Como disse o diretor de teatro e escritor Marcus Faustini em seu texto sentido, hoje no Globo: “não há nenhum exagero quando ativistas e pesquisadores apontam que existe um extermínio da juventude pobre e negra. Ele não é como nos filmes, num grande campo de concentração. Ele é pior, é dentro de nosso cotidiano, cirúrgico”. Mas, daqui a pouco, até essa dolorosa lembrança somada a outras similares, como Vigário Geral, se acomoda. E a vida continua.

Espalhado pelas comunidades carentes, com o apoio luxuoso dos endereços sofisticados da Zona Sul da cidade, onde residem os mega-empresários de armas, o tráfico, assim como o EI, costuma recrutar jovens pobres e desesperançados para a prática de seus serviços sórdidos. O narcotráfico atualmente é tido como um dos negócios mais lucrativos do mundo.

E isso envolve quase toda a América Latina, com destaque para Brasil, principal rota de cocaína, e Colômbia, Bolívia e Peru, maiores produtores. Não há mais surpresas nem grandes protestos. Parece que todos nos acostumamos com a barbárie que mata aos poucos todos os dias, desfigura famílias, destrói corações de mães, pais, avós, irmãos e amigos privilegiando as regiões mais pobres das cidades.

Na Europa, a mais recente tragédia gerada pelo fanatismo de uma parte dos muçulmanos apagou a luz de uma cidade famosa por seus reflexos de beleza e glamour em todo o mundo.

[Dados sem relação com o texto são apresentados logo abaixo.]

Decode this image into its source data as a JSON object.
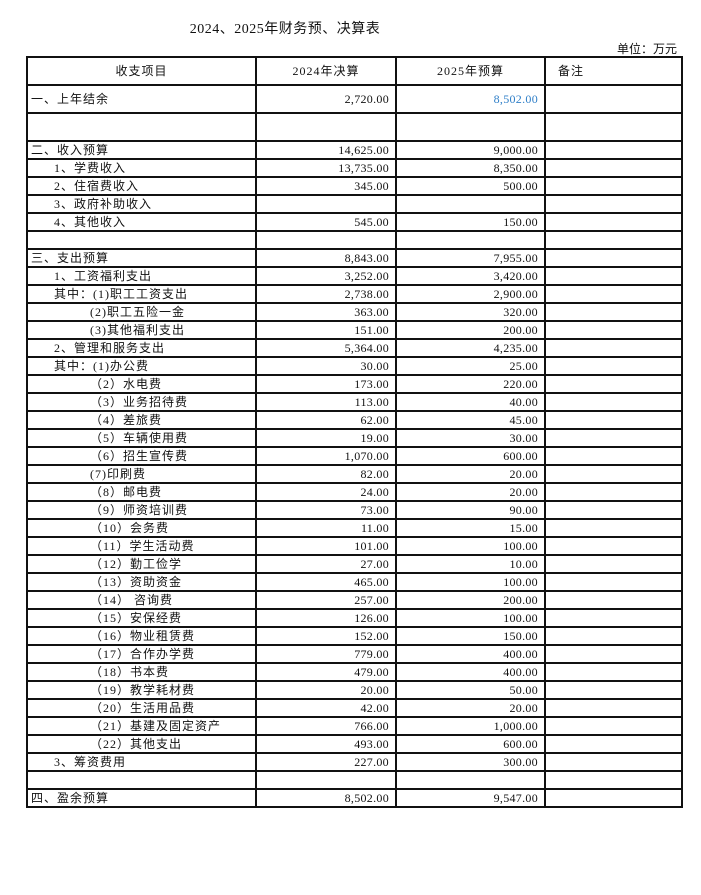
{
  "title": "2024、2025年财务预、决算表",
  "unit": "单位：万元",
  "highlight_color": "#2f7fc8",
  "headers": [
    "收支项目",
    "2024年决算",
    "2025年预算",
    "备注"
  ],
  "rows": [
    {
      "label": "一、上年结余",
      "level": 0,
      "v2024": "2,720.00",
      "v2025": "8,502.00",
      "tall": true,
      "highlight2025": true
    },
    {
      "label": "",
      "level": 0,
      "v2024": "",
      "v2025": "",
      "tall": true
    },
    {
      "label": "二、收入预算",
      "level": 0,
      "v2024": "14,625.00",
      "v2025": "9,000.00"
    },
    {
      "label": "1、学费收入",
      "level": 1,
      "v2024": "13,735.00",
      "v2025": "8,350.00"
    },
    {
      "label": "2、住宿费收入",
      "level": 1,
      "v2024": "345.00",
      "v2025": "500.00"
    },
    {
      "label": "3、政府补助收入",
      "level": 1,
      "v2024": "",
      "v2025": ""
    },
    {
      "label": "4、其他收入",
      "level": 1,
      "v2024": "545.00",
      "v2025": "150.00"
    },
    {
      "label": "",
      "level": 0,
      "v2024": "",
      "v2025": ""
    },
    {
      "label": "三、支出预算",
      "level": 0,
      "v2024": "8,843.00",
      "v2025": "7,955.00"
    },
    {
      "label": "1、工资福利支出",
      "level": 1,
      "v2024": "3,252.00",
      "v2025": "3,420.00"
    },
    {
      "label": "其中：(1)职工工资支出",
      "level": 1,
      "v2024": "2,738.00",
      "v2025": "2,900.00"
    },
    {
      "label": "(2)职工五险一金",
      "level": 2,
      "v2024": "363.00",
      "v2025": "320.00"
    },
    {
      "label": "(3)其他福利支出",
      "level": 2,
      "v2024": "151.00",
      "v2025": "200.00"
    },
    {
      "label": "2、管理和服务支出",
      "level": 1,
      "v2024": "5,364.00",
      "v2025": "4,235.00"
    },
    {
      "label": "其中：(1)办公费",
      "level": 1,
      "v2024": "30.00",
      "v2025": "25.00"
    },
    {
      "label": "（2）水电费",
      "level": 2,
      "v2024": "173.00",
      "v2025": "220.00"
    },
    {
      "label": "（3）业务招待费",
      "level": 2,
      "v2024": "113.00",
      "v2025": "40.00"
    },
    {
      "label": "（4）差旅费",
      "level": 2,
      "v2024": "62.00",
      "v2025": "45.00"
    },
    {
      "label": "（5）车辆使用费",
      "level": 2,
      "v2024": "19.00",
      "v2025": "30.00"
    },
    {
      "label": "（6）招生宣传费",
      "level": 2,
      "v2024": "1,070.00",
      "v2025": "600.00"
    },
    {
      "label": "(7)印刷费",
      "level": 2,
      "v2024": "82.00",
      "v2025": "20.00"
    },
    {
      "label": "（8）邮电费",
      "level": 2,
      "v2024": "24.00",
      "v2025": "20.00"
    },
    {
      "label": "（9）师资培训费",
      "level": 2,
      "v2024": "73.00",
      "v2025": "90.00"
    },
    {
      "label": "（10）会务费",
      "level": 2,
      "v2024": "11.00",
      "v2025": "15.00"
    },
    {
      "label": "（11）学生活动费",
      "level": 2,
      "v2024": "101.00",
      "v2025": "100.00"
    },
    {
      "label": "（12）勤工俭学",
      "level": 2,
      "v2024": "27.00",
      "v2025": "10.00"
    },
    {
      "label": "（13）资助资金",
      "level": 2,
      "v2024": "465.00",
      "v2025": "100.00"
    },
    {
      "label": "（14） 咨询费",
      "level": 2,
      "v2024": "257.00",
      "v2025": "200.00"
    },
    {
      "label": "（15）安保经费",
      "level": 2,
      "v2024": "126.00",
      "v2025": "100.00"
    },
    {
      "label": "（16）物业租赁费",
      "level": 2,
      "v2024": "152.00",
      "v2025": "150.00"
    },
    {
      "label": "（17）合作办学费",
      "level": 2,
      "v2024": "779.00",
      "v2025": "400.00"
    },
    {
      "label": "（18）书本费",
      "level": 2,
      "v2024": "479.00",
      "v2025": "400.00"
    },
    {
      "label": "（19）教学耗材费",
      "level": 2,
      "v2024": "20.00",
      "v2025": "50.00"
    },
    {
      "label": "（20）生活用品费",
      "level": 2,
      "v2024": "42.00",
      "v2025": "20.00"
    },
    {
      "label": "（21）基建及固定资产",
      "level": 2,
      "v2024": "766.00",
      "v2025": "1,000.00"
    },
    {
      "label": "（22）其他支出",
      "level": 2,
      "v2024": "493.00",
      "v2025": "600.00"
    },
    {
      "label": "3、筹资费用",
      "level": 1,
      "v2024": "227.00",
      "v2025": "300.00"
    },
    {
      "label": "",
      "level": 0,
      "v2024": "",
      "v2025": ""
    },
    {
      "label": "四、盈余预算",
      "level": 0,
      "v2024": "8,502.00",
      "v2025": "9,547.00"
    }
  ]
}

A Paris do cinema vanguardista dessa vez exibiu nas telas das TVs cenas cruéis de um roteiro jamais idealizado.

Se formos levantar o número de mortos e feridos, mais de duzentos na capital francesa, numa comparação macabra, porém real, vamos constatar que o número de vítimas do tráfico de drogas, só em terras cariocas, é estatística e infinitamente maior.

O que nos leva a uma triste constatação: a distância entre as guerras contemporâneas se faz no impacto que as notícias provocam, proporcional ao calibre do poder de onde elas acontecem.

Cento e trinta pessoas assassinadas de uma só vez geram uma comoção que cinco jovens, também de uma só vez, e mais de não sei quantas mil assassinadas aos poucos, ainda que diariamente, não conseguem suscitar. E daí as conseqüentes – e tão diferentes — reações para enfrentar os crimes.
Parece estranho. Os contextos são bem diversos, eu mesma chego a pensar. Mas talvez não sejam não. Um cartaz preso à bandeira do Brasil no velório dos cinco meninos mortos cruelmente pela PM dizia: “A Síria é aqui”.

Estamos falando da derrota da vida e do triunfo da morte antecipada e brutal de seres humanos. Não importam a cor, credo, nacionalidade ou circunstância.